Response will be, "You make me sick. Bye."
2. "I tried Vada pav / pav bhaji / pani puri / bhel / ragda pattice yesterday. It's okay, men."
No, men, saying nothing is preferable to saying "It's okay." We live for our stomachs, and food lies at the core of Bombay, just like pandus at a signal and Gujju rummy-players in a 1st class compartment. Anything that falls short of "Wow!" when you first taste Bombaiyya food, is unacceptable.
3. "Aap please bata sakte hai nau-adattis ki Churchgate ki gaadi humein kahan se leni chahiye? Humne suna hai khaali aati hai."
The person you are talking to, at the station, has: a. No time. b. No knowledge of the "hum" and "aap" variety of Hindi. c. No patience with people who speak like this. The question must be rephrased thus: "Bhaiyya, nine-thirty-eight ka Churchgate kidhar aayenga?" to which he will say "May-dom, kaiko time khoti karta hai. Indicator saamne hai," and walk off.
4. "Ha ha, what a weird dialect of Hindi you people speak."
Chances are, that is the only form of Hindi he knows.
5. "Tell me, why does your city vote for the Shiv Sena?"
Now this is perfectly correct and hence will touch a raw nerve. We don't know why we vote for the Sena. And we don't know why we don't know. But the last thing we want is to be questioned about our political blunders by "bleddy outsiders."
6. "I saw Shweta Kawatra in Lokhandwala yesterday, men!!!"
Ho hum. It's not news unless you spotted Hrithik Roshan, SRK, AB, Kareena and Aishwarya together in a car, and they waved at you.
7. In a whining voice: "Three people stamped on my toes in the train yesterday!"
No, we don't sympathise. That happens everyday. Learn to laugh.
8. "I want a 1 BHK furnished flat in Bandra. Rs. 5000 a month should be more than enough, right?"
Are you for real?
9. "I'm overworked. I have to work from 9 to 5 and 2 hours overtime!"
No, child, you are overworked only when you work from 9 a.m. to 11 p.m.
10. "Delhi is better than Bombay."
This is the ultimate blasphemy. If you said Bangalore, or Chennai, or Kolkata, or Pune, or Hyderabad, the more charitable souls will think you're an eccentric and nothing more. But mention Delhi, and you've had it. After a stunned silence of 5 seconds, where the listener will wrestle with his first instinct (i.e. strangling you), you'll get a few Bambaiyya gaalis - a healthy mix of Hindi, Marathi, Konkani, Gujarati and English - followed by "Go back to where you came from, bleddy moron!"

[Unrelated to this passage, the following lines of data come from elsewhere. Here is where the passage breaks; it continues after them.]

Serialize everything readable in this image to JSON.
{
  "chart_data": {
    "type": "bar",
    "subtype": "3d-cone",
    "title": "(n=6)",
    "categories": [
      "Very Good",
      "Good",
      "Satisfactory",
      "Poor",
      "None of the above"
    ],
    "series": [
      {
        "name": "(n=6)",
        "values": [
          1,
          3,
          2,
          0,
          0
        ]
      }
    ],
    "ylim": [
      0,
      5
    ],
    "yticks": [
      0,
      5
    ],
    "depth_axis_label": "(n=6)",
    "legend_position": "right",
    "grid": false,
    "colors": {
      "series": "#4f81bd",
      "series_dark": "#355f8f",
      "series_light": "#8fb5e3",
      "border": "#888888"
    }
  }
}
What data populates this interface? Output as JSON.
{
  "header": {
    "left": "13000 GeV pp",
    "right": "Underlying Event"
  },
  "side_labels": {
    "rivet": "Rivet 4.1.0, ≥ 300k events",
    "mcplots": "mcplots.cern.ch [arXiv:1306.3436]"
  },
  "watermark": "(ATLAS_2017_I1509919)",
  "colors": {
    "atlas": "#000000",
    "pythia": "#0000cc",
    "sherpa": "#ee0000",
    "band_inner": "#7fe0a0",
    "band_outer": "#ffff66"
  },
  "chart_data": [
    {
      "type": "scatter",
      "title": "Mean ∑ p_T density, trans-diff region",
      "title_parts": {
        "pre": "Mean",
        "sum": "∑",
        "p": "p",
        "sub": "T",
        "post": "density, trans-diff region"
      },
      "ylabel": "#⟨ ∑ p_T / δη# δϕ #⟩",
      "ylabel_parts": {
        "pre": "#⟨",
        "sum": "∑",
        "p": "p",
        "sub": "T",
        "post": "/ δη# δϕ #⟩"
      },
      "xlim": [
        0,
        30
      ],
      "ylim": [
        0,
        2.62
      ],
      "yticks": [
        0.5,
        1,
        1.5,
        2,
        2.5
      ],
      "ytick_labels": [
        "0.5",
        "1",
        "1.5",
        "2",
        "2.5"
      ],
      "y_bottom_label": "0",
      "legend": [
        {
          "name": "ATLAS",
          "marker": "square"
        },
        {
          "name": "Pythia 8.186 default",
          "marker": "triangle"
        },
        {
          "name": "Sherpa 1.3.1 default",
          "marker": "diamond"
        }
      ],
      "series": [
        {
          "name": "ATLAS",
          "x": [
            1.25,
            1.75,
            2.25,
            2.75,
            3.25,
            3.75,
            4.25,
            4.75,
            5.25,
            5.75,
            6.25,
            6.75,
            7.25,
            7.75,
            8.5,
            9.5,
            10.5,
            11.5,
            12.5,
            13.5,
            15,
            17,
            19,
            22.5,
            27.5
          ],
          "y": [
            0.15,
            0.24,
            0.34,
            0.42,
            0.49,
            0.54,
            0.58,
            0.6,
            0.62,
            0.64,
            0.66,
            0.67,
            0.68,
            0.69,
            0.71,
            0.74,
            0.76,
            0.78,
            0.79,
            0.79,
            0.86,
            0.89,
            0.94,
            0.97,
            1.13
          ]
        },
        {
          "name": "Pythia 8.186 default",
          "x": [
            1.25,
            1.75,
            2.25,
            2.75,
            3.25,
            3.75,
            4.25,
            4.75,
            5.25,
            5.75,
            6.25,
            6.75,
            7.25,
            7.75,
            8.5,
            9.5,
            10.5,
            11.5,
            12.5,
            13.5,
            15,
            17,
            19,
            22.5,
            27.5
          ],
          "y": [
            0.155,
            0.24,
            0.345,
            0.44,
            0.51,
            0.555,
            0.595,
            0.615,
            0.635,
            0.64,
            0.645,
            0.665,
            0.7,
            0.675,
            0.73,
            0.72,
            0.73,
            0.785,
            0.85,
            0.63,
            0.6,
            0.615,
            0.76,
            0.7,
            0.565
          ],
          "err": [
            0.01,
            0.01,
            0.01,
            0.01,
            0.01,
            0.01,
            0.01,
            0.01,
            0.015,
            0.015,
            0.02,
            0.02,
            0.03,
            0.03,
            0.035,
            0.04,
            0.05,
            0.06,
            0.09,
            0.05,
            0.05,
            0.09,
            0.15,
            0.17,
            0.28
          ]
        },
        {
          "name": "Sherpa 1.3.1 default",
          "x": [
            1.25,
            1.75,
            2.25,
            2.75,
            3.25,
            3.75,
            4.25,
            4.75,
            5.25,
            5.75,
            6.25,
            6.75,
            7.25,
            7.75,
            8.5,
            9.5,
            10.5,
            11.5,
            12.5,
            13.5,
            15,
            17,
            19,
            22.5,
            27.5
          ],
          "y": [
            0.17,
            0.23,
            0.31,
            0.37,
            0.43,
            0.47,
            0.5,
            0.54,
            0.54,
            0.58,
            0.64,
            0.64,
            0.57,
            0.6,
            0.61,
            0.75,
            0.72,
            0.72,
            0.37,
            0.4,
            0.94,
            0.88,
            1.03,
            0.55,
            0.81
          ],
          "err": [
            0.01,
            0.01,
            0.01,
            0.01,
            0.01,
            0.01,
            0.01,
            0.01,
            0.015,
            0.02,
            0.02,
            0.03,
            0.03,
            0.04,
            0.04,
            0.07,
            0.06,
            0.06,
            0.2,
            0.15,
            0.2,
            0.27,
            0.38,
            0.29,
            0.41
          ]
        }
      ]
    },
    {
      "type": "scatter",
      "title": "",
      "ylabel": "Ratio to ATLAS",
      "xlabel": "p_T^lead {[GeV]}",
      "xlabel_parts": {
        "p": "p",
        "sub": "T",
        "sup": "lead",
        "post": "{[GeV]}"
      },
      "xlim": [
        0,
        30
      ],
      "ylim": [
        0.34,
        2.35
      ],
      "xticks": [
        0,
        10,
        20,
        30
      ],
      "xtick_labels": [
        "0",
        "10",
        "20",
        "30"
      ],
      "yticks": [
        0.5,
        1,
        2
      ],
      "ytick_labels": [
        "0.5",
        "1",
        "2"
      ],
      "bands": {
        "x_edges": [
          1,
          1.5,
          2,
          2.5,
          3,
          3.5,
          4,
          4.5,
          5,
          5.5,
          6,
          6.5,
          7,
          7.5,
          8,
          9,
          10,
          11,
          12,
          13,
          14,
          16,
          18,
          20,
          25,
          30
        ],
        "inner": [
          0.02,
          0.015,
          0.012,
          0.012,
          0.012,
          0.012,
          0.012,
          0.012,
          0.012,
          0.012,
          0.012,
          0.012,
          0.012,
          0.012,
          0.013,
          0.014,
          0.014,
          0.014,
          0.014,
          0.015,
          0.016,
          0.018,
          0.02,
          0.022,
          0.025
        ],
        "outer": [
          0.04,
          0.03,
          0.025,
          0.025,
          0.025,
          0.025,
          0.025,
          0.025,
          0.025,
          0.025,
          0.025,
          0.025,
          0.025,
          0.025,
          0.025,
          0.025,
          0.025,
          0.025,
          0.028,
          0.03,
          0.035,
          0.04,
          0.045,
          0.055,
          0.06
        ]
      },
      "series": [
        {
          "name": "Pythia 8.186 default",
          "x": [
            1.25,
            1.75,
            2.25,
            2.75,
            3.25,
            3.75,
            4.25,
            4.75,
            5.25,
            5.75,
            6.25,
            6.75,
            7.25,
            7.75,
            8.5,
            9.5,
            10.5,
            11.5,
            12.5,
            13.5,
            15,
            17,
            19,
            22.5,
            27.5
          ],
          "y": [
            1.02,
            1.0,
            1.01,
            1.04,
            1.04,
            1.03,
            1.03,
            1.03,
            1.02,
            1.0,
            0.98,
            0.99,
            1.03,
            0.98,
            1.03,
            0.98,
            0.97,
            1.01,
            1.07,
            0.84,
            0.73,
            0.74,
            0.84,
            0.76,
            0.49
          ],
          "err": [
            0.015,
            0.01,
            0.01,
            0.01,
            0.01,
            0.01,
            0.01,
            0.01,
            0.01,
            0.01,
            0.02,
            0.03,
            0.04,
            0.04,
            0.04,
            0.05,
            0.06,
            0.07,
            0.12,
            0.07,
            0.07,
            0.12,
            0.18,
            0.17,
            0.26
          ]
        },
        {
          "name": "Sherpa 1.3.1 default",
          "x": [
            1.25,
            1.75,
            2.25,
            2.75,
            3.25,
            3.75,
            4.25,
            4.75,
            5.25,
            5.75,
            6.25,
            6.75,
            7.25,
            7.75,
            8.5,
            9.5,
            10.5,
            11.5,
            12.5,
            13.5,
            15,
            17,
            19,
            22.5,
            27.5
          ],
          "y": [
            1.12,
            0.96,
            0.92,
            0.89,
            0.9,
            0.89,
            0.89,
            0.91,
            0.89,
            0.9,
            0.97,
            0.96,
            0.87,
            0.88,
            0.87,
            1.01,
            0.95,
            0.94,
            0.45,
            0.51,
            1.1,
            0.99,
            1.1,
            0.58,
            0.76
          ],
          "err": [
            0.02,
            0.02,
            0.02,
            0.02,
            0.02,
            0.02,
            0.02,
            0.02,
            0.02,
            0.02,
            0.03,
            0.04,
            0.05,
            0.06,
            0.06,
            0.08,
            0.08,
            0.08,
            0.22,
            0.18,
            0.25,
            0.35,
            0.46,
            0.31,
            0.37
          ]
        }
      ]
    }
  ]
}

[The above being gained by personal experience. Having grown up on vada pav, kanda-batata-kothmir instead of pyaaz-aloo-dhania, A-1 Pav Bhaji Stalls, Chinees Corners, Shezvan Noodle and Sendweech Stalls, I loathe category 10 like any Bombaiyya and almost fainted when a close friend told me that she would prefer Delhi to Bombay for university. While, in a kind-hearted moment, I forgave her; the memory still rankles and things can never be the same again.]
Afterthought - The length of my posts is getting to be horrible. A little longer, and this would have been as long as Chidambaram's speech on Budget Day. Next entry, I promise, will be as short as Uday Chopra.